When to Seek Emergency Medical Attention
Look for emergency warning signs for COVID-19. If someone is showing any of these signs, seek emergency medical care immediately:
- Trouble breathing
- Persistent pain or pressure in the chest
- New confusion
- Inability to wake or stay awake
- Pale, gray, or blue-colored skin, lips, or nail beds, depending on skin tone
*This list is not all possible symptoms. Please call your medical provider for any other symptoms that are severe or concerning to you.
Call 911 or call ahead to your local emergency facility: Notify the operator that you are seeking care for someone who has or may have COVID-19.
QUARANTINE VS. ISOLATION
WHEN to stay home
Quarantine for at least 5 days
- Stay home. Stay home and quarantine for at least 5 full days.
- Wear a well-fitted mask if you must be around others in your home.

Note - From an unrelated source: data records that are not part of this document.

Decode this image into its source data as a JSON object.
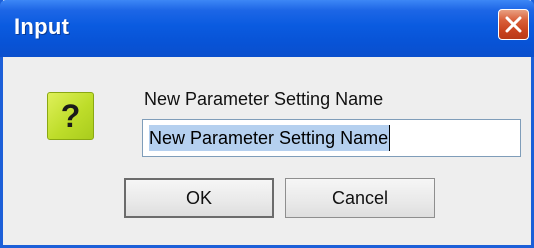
{
  "window": {
    "title": "Input",
    "close_icon": "close-icon"
  },
  "dialog": {
    "icon": "question-icon",
    "icon_glyph": "?",
    "prompt": "New Parameter Setting Name",
    "input_value": "New Parameter Setting Name"
  },
  "buttons": {
    "ok_label": "OK",
    "cancel_label": "Cancel"
  },
  "colors": {
    "titlebar": "#0a5be0",
    "close_button": "#d9603a",
    "icon_background": "#bedd2a",
    "selection": "#b5d0ef",
    "dialog_background": "#eeeeee"
  }
}
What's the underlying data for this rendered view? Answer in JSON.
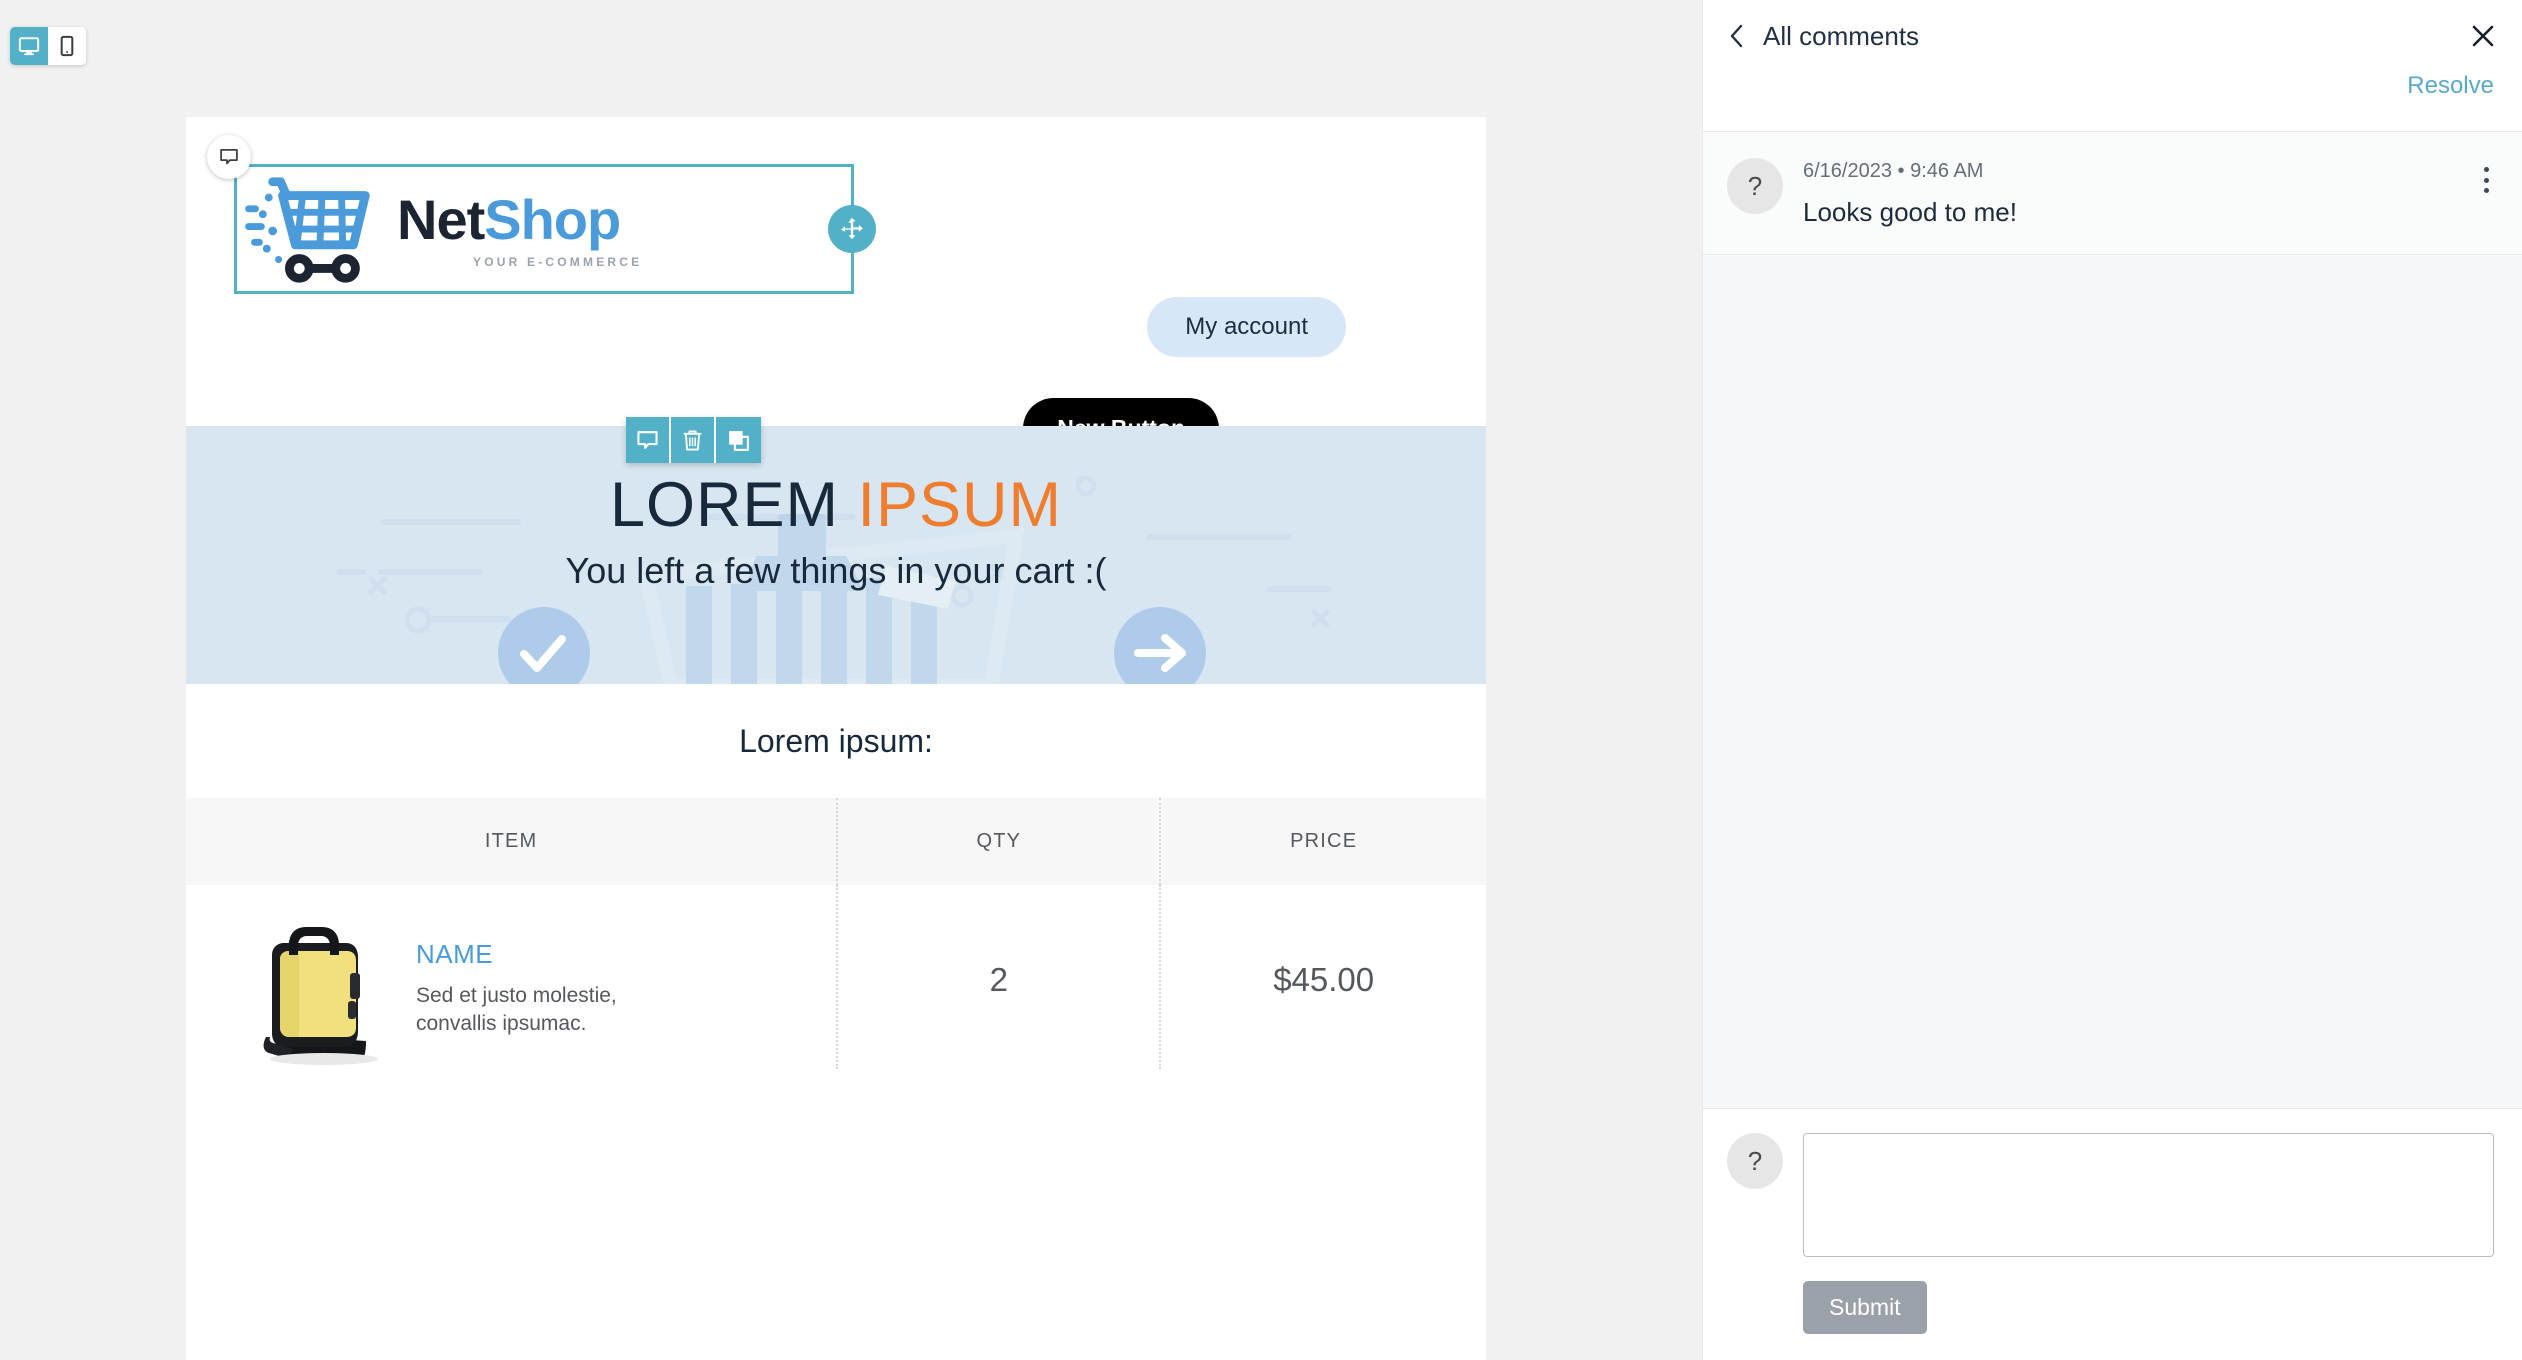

- Get tested. Even if you don’t develop symptoms, get tested at least 5 days after you last had close contact with someone with COVID-19.
- Watch for symptoms. Watch for symptoms until 10 days after you last had close contact with someone with COVID-19.
- If you develop symptoms. Isolate immediately and get tested. Continue to stay home until you know the results. Wear a well-fitted mask around others.
Take precautions until day 10
- Wear a mask. Wear a well-fitted mask for 10 full days any time you are around others inside your home or in public. Do not go to places where you are unable to wear a mask.
- Avoid travel
- Avoid being around people who are at high risk
If YOU Were exposed to COVID-19 and are up-to-date with vaccination OR had confirmed COVID-19 within the past 90 days (you tested positive using a viral test)
- You do not need to stay home unless you develop symptoms.
- Get tested. Even if you don’t develop symptoms, get tested at least 5 days after you last had close contact with someone with COVID-19
Your Guide to Masks
Masks are required for all people, vaccinated or not, on planes, buses, trains, and other forms of public transportation traveling into, within, or out of the United States and in U.S. transportation hubs such as airports and stations. Travelers are not required to wear a mask in outdoor areas of a conveyance (like on a ferry or the top deck of a bus). CDC recommends that travelers who are not fully vaccinated continue to wear a mask and maintain physical distance when traveling.
- If you are not fully vaccinated and aged 2 or older, you should wear a mask in indoor public places. In general, you do not need to wear a mask in outdoor settings. In areas with high numbers of COVID-19 cases, consider wearing a mask in crowded outdoor settings and for activities with close contact with others who are not fully vaccinated.
- If you are fully vaccinated and have a condition or are taking medications that weaken your immune system, you may need to keep taking steps to protect yourself, like wearing a mask. Talk to your healthcare provider about steps you can take to manage your health and risks.
- If you are fully vaccinated, you can resume activities that you did prior to the pandemic. Fully vaccinated people can resume activities without wearing a mask or physically distancing, except where required by federal, state, local, tribal, or territorial laws, rules, and regulations, including local business and workplace guidance.